In no particular order, let's get to know the Top Skills in the field of Data Science. Together these skills will put you foremost in the job market, ahead of everybody. These skills will make sure that you are ready for the new technology trends and more significant challenges in the field of Data Science.
No matter what type of company or role you're interviewing for, you're likely going to be expected to know how to use the tools of the trade. This means a statistical programming language, like R or Python, and a database querying language like SQL. Even though NoSQL and Hadoop have become a large component of data science, it is still expected that a candidate will be able to write and execute complex queries in SQL. One need to be proficient in SQL and advanced Database concepts. Very often the Data Science programs runs for many hours, if not days. Often, the data to be processed is in Terabytes or Petabytes.
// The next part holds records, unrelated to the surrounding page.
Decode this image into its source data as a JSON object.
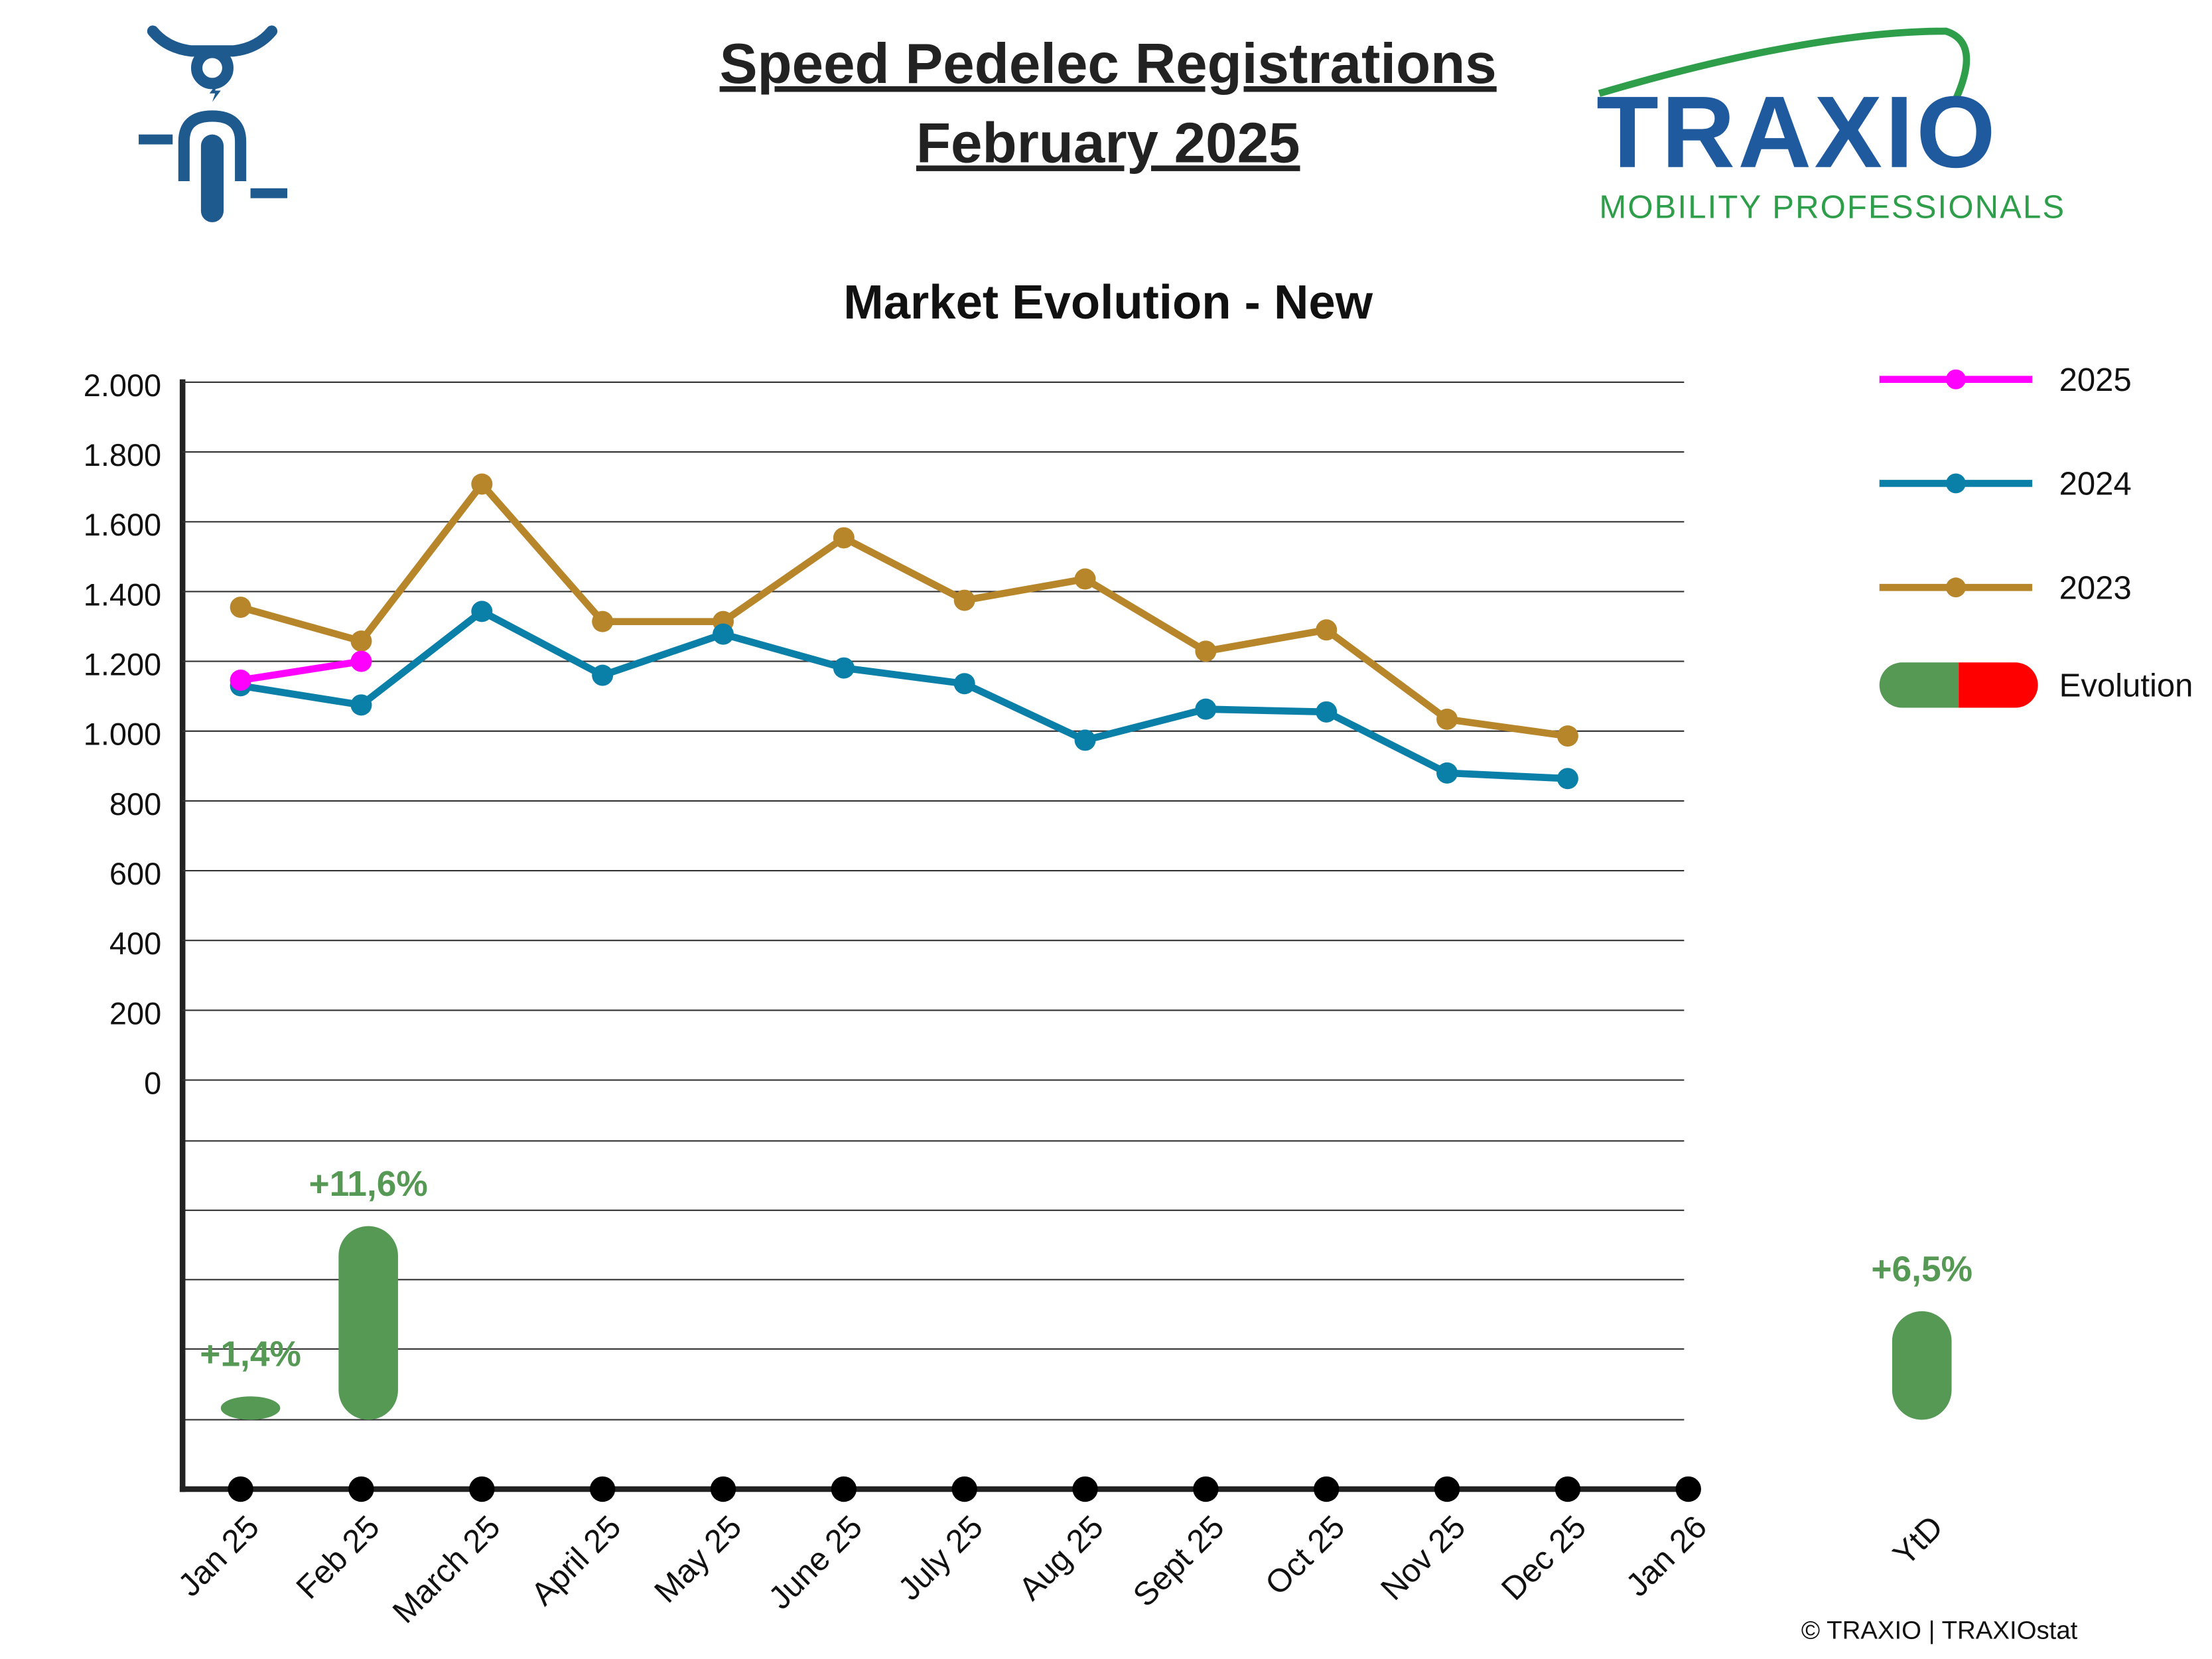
{
  "header": {
    "title": "Speed Pedelec Registrations",
    "subtitle": "February 2025"
  },
  "logo": {
    "name": "TRAXIO",
    "tagline": "MOBILITY PROFESSIONALS"
  },
  "footer": "© TRAXIO | TRAXIOstat",
  "chart_data": {
    "type": "line",
    "title": "Market Evolution - New",
    "categories": [
      "Jan 25",
      "Feb 25",
      "March 25",
      "April 25",
      "May 25",
      "June 25",
      "July 25",
      "Aug 25",
      "Sept 25",
      "Oct 25",
      "Nov 25",
      "Dec 25",
      "Jan 26"
    ],
    "ylim": [
      0,
      2000
    ],
    "yticks": [
      {
        "value": 0,
        "label": "0"
      },
      {
        "value": 200,
        "label": "200"
      },
      {
        "value": 400,
        "label": "400"
      },
      {
        "value": 600,
        "label": "600"
      },
      {
        "value": 800,
        "label": "800"
      },
      {
        "value": 1000,
        "label": "1.000"
      },
      {
        "value": 1200,
        "label": "1.200"
      },
      {
        "value": 1400,
        "label": "1.400"
      },
      {
        "value": 1600,
        "label": "1.600"
      },
      {
        "value": 1800,
        "label": "1.800"
      },
      {
        "value": 2000,
        "label": "2.000"
      }
    ],
    "grid": true,
    "series": [
      {
        "name": "2025",
        "color": "#ff00ff",
        "values": [
          1146,
          1200,
          null,
          null,
          null,
          null,
          null,
          null,
          null,
          null,
          null,
          null,
          null
        ]
      },
      {
        "name": "2024",
        "color": "#0a7fa8",
        "values": [
          1130,
          1075,
          1343,
          1160,
          1278,
          1181,
          1136,
          974,
          1063,
          1055,
          880,
          864,
          null
        ]
      },
      {
        "name": "2023",
        "color": "#b8862a",
        "values": [
          1355,
          1258,
          1708,
          1314,
          1314,
          1554,
          1375,
          1436,
          1229,
          1290,
          1034,
          986,
          null
        ]
      }
    ],
    "evolution": {
      "name": "Evolution",
      "color": "#559955",
      "negative_color": "#ff0000",
      "values": [
        1.4,
        11.6
      ],
      "value_labels": [
        "+1,4%",
        "+11,6%"
      ],
      "ytd_category": "YtD",
      "ytd_value": 6.5,
      "ytd_label": "+6,5%"
    },
    "y2lim": [
      0,
      16.7
    ]
  }
}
Good understanding of statistics is vital as in all fields of Data Science. You should be familiar with statistical tests, distributions, maximum likelihood estimators, etc. This will also be the case for machine learning, but one of the more important aspects of your statistics knowledge will be understanding when different techniques are (or aren't) a valid approach. Statistics is important at all company types, but especially data-driven companies where stakeholders will depend on your help to make decisions and design / evaluate experiments. Probability with the help of statistical methods helps make estimates for further analysis. Statistics is mostly dependent on the theory of probability.
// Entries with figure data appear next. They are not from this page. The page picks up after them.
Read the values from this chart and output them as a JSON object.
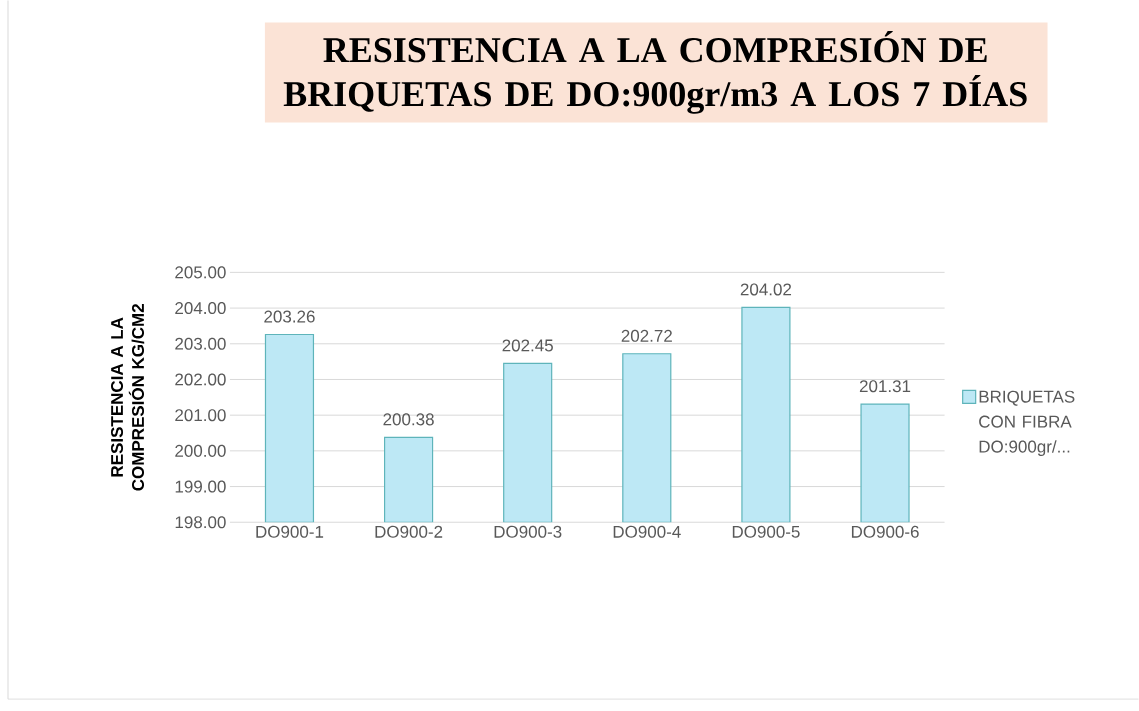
{
  "chart_data": {
    "type": "bar",
    "title": "RESISTENCIA A LA COMPRESIÓN DE BRIQUETAS DE DO:900gr/m3 A LOS 7 DÍAS",
    "ylabel": "RESISTENCIA A LA COMPRESIÓN KG/CM2",
    "categories": [
      "DO900-1",
      "DO900-2",
      "DO900-3",
      "DO900-4",
      "DO900-5",
      "DO900-6"
    ],
    "series": [
      {
        "name": "BRIQUETAS CON FIBRA DO:900gr/...",
        "color": "#bde8f5",
        "values": [
          203.26,
          200.38,
          202.45,
          202.72,
          204.02,
          201.31
        ]
      }
    ],
    "ylim": [
      198,
      205
    ],
    "yticks": [
      {
        "value": 198,
        "label": "198.00"
      },
      {
        "value": 199,
        "label": "199.00"
      },
      {
        "value": 200,
        "label": "200.00"
      },
      {
        "value": 201,
        "label": "201.00"
      },
      {
        "value": 202,
        "label": "202.00"
      },
      {
        "value": 203,
        "label": "203.00"
      },
      {
        "value": 204,
        "label": "204.00"
      },
      {
        "value": 205,
        "label": "205.00"
      }
    ],
    "grid": "y",
    "legend": "right",
    "data_labels": true
  }
}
If you're at a large company with huge amounts of data, or working at a company where the product itself is especially data-driven (e.g. Netflix, Google Maps, Uber), it may be the case that you'll want to be familiar with machine learning methods. This can mean things like k-nearest neighbors, random forests, ensemble methods, and more. It's true that a lot of these techniques can be implemented using R or Python libraries-because of this, it's not necessary to become an expert on how the algorithms work. More important is to understand the broad strokes and really understand when it is appropriate to use different techniques.
Multivariable Calculus & Linear Algebra
Understanding these concepts is most important at companies where the product is defined by the data, and small improvements in predictive performance or algorithm optimization can lead to huge wins for the company. In an interview for a data science role, you may be asked to derive some of the machine learning or statistics results you employ elsewhere. Or, your interviewer may ask you some basic multivariable calculus or linear algebra questions, since they form the basis of a lot of these techniques. You may wonder why a data scientist would need to understand this when there are so many out of the box implementations in Python or R. The answer is that at a certain point, it can become worth it for a data science team to build out their own implementations in house.
Although this isn't always a requirement, it is heavily preferred in many cases. Having experience with Hive or Pig is also a strong selling point. Familiarity with cloud tools such as Amazon S3 can also be beneficial. A study carried out by CrowdFlower on 3490 LinkedIn data science jobs ranked Apache Hadoop as the second most important skill for a data scientist with 49% rating.
As a data scientist, you may encounter a situation where the volume of data you have exceeds the memory of your system or you need to send data to different servers, this is where Hadoop comes in. You can use Hadoop to quickly convey data to various points on a system. That's not all. You can use Hadoop for data exploration, data filtration, data sampling and summarization.